H.L. Pauff

Short Fiction, Thoughts on Writing, Chaos

By

It’s Time

“It’s time,” the voice boomed.

Tyler shielded his eyes from the blinding white light and watched the hooded figure take slow, deliberate strides towards him.

“Who…who…who are you?” Tyler asked, dragging his butt on the cold floor to get away from the presence.

“I am the end. You have led a sad, pathetic life, squandering opportunities and disappointing those that loved you.”

“Loved? What do you mean loved? What is this past tense stuff? Where am I?” Tyler looked around and saw only darkness. Beads of sweat trickled down his face and neck from the scorching hot air.

“You are at the end.”

“The end? But I thought…How did I…”

The figure stopped before Tyler’s feet. “You should have chewed your food more thoroughly. Now you will pay.”

Tyler started sobbing. “I should have done a lot of things differently. Please, oh God, please.  It’s so hot. I hate the heat. Please don’t take me down there. I was a good person. Please.”

Tears mixed with sweat as Tyler kneeled before the cloaked figure and bowed his head in sorrow.

“This is too easy,” the figure said with a snorting laughter and removed the hood from its head.

“…Uncle Jimmy?” Tyler asked with wide-eyed disbelief. “What the hell, man?” Tyler leapt to his feet and shoved his long dead uncle.

“I’m sorry. I couldn’t resist. Ah, you cried! This is priceless.”

“That. Is. Not. Funny. I thought I was going to roast for eternity,” Tyler said and gave him another shove.

“They’re fixing the air conditioning. You’re fine.”

“What are you even doing here? How are you the first person I see up here?”

“I fill in as the Gate Man on holidays sometimes.”

“You really shouldn’t be allowed to have that job.”

“You’re probably right. You should have seen what I did when your sister arrived. She still won’t talk to me.”

12 Responses to It’s Time

  1. Sandra Crook says:

    Well! That was certainly an original take. Big grin!

  2. steph says:

    Wow, I don’t know whether to laugh or cry. Maybe a little of both is in order. Creative and original. Nice writing.

  3. deana says:

    This is really very good

  4. Annabelle says:

    The idea of someone filling in as gate man on holidays is hilarious, as is the idea of them needing to fix the AC. I’d like to think that we’re not still subject to the whims of our practical-joking family members by that point, though!

  5. Trifecta says:

    You should’ve chewed your food more carefully. Ahahahaha!!!

  6. meredith says:

    Great reading as usual! I’ve been missing my H.L. Pauff fix.
    “You really shouldn’t be allowed to have that job.”
    Love that line! Can hear the inflection.

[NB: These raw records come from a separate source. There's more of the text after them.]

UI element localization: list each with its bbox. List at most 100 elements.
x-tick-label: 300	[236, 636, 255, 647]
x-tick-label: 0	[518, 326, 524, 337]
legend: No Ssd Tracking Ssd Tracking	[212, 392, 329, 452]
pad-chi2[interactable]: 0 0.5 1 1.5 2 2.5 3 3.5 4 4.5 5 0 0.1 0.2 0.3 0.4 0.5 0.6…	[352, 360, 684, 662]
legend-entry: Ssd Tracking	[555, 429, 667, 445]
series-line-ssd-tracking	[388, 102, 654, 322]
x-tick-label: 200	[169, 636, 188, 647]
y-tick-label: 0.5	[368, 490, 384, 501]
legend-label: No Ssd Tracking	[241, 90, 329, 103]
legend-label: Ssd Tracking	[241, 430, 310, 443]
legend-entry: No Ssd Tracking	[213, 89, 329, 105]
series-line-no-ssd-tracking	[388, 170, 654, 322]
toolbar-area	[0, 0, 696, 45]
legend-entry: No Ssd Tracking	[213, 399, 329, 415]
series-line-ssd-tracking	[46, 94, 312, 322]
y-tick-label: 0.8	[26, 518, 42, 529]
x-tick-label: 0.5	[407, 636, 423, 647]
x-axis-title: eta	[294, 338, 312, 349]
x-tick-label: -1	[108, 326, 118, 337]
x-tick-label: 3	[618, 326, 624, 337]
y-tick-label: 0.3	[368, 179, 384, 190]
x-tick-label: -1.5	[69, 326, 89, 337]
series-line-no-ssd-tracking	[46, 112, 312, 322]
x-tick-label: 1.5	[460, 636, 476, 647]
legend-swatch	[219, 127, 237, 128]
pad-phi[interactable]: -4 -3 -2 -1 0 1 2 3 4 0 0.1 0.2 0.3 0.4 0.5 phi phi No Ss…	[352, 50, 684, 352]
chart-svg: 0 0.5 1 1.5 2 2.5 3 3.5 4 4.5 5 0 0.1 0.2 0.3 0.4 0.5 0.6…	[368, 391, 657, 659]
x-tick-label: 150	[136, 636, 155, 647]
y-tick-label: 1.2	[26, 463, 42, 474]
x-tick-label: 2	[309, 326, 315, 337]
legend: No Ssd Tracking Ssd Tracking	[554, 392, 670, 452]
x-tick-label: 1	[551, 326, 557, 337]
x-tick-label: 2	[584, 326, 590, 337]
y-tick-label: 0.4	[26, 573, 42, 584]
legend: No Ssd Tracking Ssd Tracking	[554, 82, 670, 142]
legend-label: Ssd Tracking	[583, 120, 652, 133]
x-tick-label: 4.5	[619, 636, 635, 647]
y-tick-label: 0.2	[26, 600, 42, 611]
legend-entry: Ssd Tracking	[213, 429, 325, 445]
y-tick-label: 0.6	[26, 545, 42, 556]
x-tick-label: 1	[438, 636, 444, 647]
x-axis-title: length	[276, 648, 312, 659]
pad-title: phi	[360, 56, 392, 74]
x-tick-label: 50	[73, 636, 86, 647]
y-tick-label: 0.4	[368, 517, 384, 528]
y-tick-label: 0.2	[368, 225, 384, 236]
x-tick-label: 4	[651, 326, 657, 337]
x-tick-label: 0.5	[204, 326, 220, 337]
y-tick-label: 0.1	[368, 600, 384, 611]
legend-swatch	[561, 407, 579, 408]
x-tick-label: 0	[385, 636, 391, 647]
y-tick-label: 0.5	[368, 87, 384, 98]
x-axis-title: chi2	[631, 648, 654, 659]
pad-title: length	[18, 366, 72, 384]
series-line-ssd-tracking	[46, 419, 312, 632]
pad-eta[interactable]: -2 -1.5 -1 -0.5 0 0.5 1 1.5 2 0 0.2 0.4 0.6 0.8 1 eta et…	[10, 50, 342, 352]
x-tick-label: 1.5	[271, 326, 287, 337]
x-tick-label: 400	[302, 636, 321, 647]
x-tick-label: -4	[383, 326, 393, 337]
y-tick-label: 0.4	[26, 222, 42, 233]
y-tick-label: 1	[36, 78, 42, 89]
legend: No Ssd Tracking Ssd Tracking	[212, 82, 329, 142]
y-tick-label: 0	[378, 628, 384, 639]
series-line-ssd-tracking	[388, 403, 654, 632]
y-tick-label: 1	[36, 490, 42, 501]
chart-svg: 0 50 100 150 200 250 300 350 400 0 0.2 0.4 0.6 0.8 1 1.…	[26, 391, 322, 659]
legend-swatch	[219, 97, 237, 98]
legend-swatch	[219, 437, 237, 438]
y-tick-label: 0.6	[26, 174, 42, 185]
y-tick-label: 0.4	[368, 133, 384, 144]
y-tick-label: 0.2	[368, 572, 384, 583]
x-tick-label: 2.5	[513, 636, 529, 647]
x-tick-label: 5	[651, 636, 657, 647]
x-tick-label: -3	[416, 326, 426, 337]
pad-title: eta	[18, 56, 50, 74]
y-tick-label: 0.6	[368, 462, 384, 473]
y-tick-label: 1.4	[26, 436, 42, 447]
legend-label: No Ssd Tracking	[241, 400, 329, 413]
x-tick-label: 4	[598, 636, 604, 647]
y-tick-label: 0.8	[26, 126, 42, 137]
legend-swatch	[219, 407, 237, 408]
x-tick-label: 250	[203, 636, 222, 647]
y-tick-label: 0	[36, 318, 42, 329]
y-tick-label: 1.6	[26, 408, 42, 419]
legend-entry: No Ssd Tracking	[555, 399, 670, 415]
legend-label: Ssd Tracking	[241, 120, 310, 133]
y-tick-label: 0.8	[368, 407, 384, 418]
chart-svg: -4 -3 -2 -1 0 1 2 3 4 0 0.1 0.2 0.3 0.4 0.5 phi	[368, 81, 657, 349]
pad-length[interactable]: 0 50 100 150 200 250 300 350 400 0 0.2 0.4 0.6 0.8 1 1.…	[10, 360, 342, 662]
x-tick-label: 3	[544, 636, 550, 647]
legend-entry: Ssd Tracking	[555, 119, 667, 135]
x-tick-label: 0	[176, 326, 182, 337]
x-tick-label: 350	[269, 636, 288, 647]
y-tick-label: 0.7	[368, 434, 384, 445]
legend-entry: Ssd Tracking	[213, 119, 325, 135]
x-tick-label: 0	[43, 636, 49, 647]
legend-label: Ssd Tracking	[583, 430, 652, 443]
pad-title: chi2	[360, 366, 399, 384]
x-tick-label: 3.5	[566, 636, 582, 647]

  7. Oh, that twist! That glorious, glorious twist! :D

    It was so eerie, and then dissolved into a brilliant laugh-riot. Thank you! I needed that!

  8. JannaTWrites says:

    Oh, that’s messed up! That uncle is trip :) I like the humorous/creative take on this.

  9. Draug419 says:

    lmao I find it funny that he’s okay with the fact that he’s dead now that he’s in Heaven xD

  10. lol Wonderfully funny. Chewing food as cardinal virtue!